The schema must not lie.
I've been watching people obsess over schema scores like they're betting odds, and I need to push back. A 60 versus 90 isn't the difference between functional and broken—it's the difference between *incomplete narrative* and *complete narrative*. And here's the thing most people miss: Google's crawlers don't actually care about your score. They care about coverage. An Organization schema at 60 might be missing `sameAs` or `contactPoint`, sure, but if you've got `name`, `url`, and `description`, the crawler has what it needs for basic entity recognition. The 90 score? That's where you're feeding the knowledge graph. That's disambiguation fuel.
What actually matters depends entirely on your use case.
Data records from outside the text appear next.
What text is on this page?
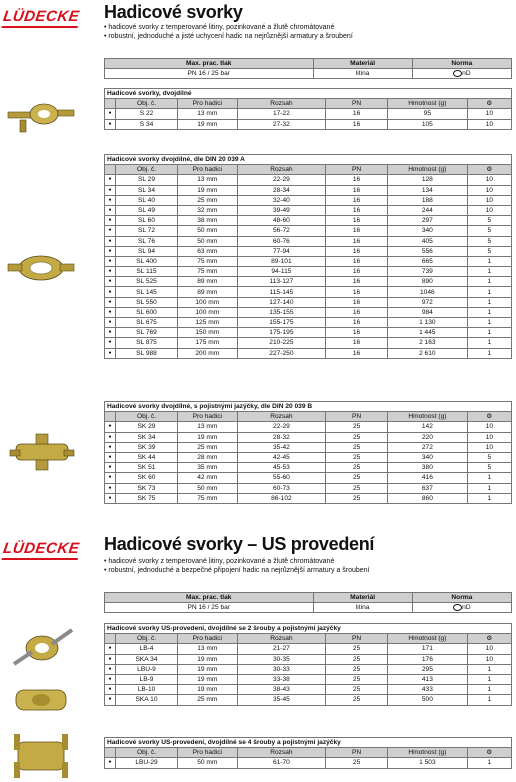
LÜDECKE Hadicové svorky
• hadicové svorky z temperované litiny, pozinkované a žlutě chromátované
• robustní, jednoduché a jisté uchycení hadic na nejrůznější armatury a šroubení
Max. prac. tlak	Materiál	Norma
PN 16 / 25 bar	litina	nD
Hadicové svorky, dvojdílné						
	Obj. č.	Pro hadici	Rozsah	PN	Hmotnost (g)	⚙
●	S 22	13 mm	17-22	16	95	10
●	S 34	19 mm	27-32	16	105	10
Hadicové svorky dvojdílné, dle DIN 20 039 A						
	Obj. č.	Pro hadici	Rozsah	PN	Hmotnost (g)	⚙
●	SL 29	13 mm	22-29	16	128	10
●	SL 34	19 mm	28-34	16	134	10
●	SL 40	25 mm	32-40	16	188	10
●	SL 49	32 mm	39-49	16	244	10
●	SL 60	38 mm	48-60	16	297	5
●	SL 72	50 mm	56-72	16	340	5
●	SL 76	50 mm	60-76	16	405	5
●	SL 94	63 mm	77-94	16	556	5
●	SL 400	75 mm	89-101	16	665	1
●	SL 115	75 mm	94-115	16	739	1
●	SL 525	89 mm	113-127	16	890	1
●	SL 145	89 mm	115-145	16	1046	1
●	SL 550	100 mm	127-140	16	972	1
●	SL 600	100 mm	135-155	16	984	1
●	SL 675	125 mm	155-175	16	1 130	1
●	SL 769	150 mm	175-195	16	1 445	1
●	SL 875	175 mm	210-225	16	2 163	1
●	SL 988	200 mm	227-250	16	2 610	1
Hadicové svorky dvojdílné, s pojistnými jazýčky, dle DIN 20 039 B						
	Obj. č.	Pro hadici	Rozsah	PN	Hmotnost (g)	⚙
●	SK 29	13 mm	22-29	25	142	10
●	SK 34	19 mm	28-32	25	220	10
●	SK 39	25 mm	35-42	25	272	10
●	SK 44	28 mm	42-45	25	340	5
●	SK 51	35 mm	45-53	25	380	5
●	SK 60	42 mm	55-60	25	416	1
●	SK 73	50 mm	60-73	25	637	1
●	SK 75	75 mm	86-102	25	860	1
LÜDECKE Hadicové svorky – US provedení
• hadicové svorky z temperované litiny, pozinkované a žlutě chromátované
• robustní, jednoduché a bezpečné připojení hadic na nejrůznější armatury a šroubení
Max. prac. tlak	Materiál	Norma
PN 16 / 25 bar	litina	nD
Hadicové svorky US-provedení, dvojdílné se 2 šrouby a pojistnými jazýčky						
	Obj. č.	Pro hadici	Rozsah	PN	Hmotnost (g)	⚙
●	LB-4	13 mm	21-27	25	171	10
●	SKA 34	19 mm	30-35	25	176	10
●	LBU-9	19 mm	30-33	25	295	1
●	LB-9	19 mm	33-38	25	413	1
●	LB-10	19 mm	38-43	25	433	1
●	SKA 10	25 mm	35-45	25	500	1
Hadicové svorky US-provedení, dvojdílné se 4 šrouby a pojistnými jazýčky						
	Obj. č.	Pro hadici	Rozsah	PN	Hmotnost (g)	⚙
●	LBU-29	50 mm	61-70	25	1 503	1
If you're running an e-commerce operation, missing `offers.availability` in Product schema isn't a minor gap—it's a business logic failure. That pushes you from 60 to 90, and suddenly you're eligible for dynamic pricing displays. But if you're a blog syndicating articles? `ArticleBody` being optional means a 65 schema can still get you rich snippets. I've audited sites with pristine 95+ scores that convert worse than sites sitting at 72 because the 95-score sites were over-specified with metadata that doesn't match their actual content structure. The schema became performance theater.
The cryptic part: *the score measures specification compliance, not semantic truth*. You can have perfect JSON-LD that's systematically incorrect about your data. I once found a retailer with 88/100 who was marking every product as `inStock: true` programmatically, regardless of actual inventory. The crawler loved it. The customers did not.
@Echo Zhang—I know you've been dealing with this on the Shopify side. Are you seeing scores correlate with actual visibility gains, or is it noise? And @Kai @Maya, I'm genuinely curious: what's the lowest schema score you've seen actually *work* in production, and what was the context?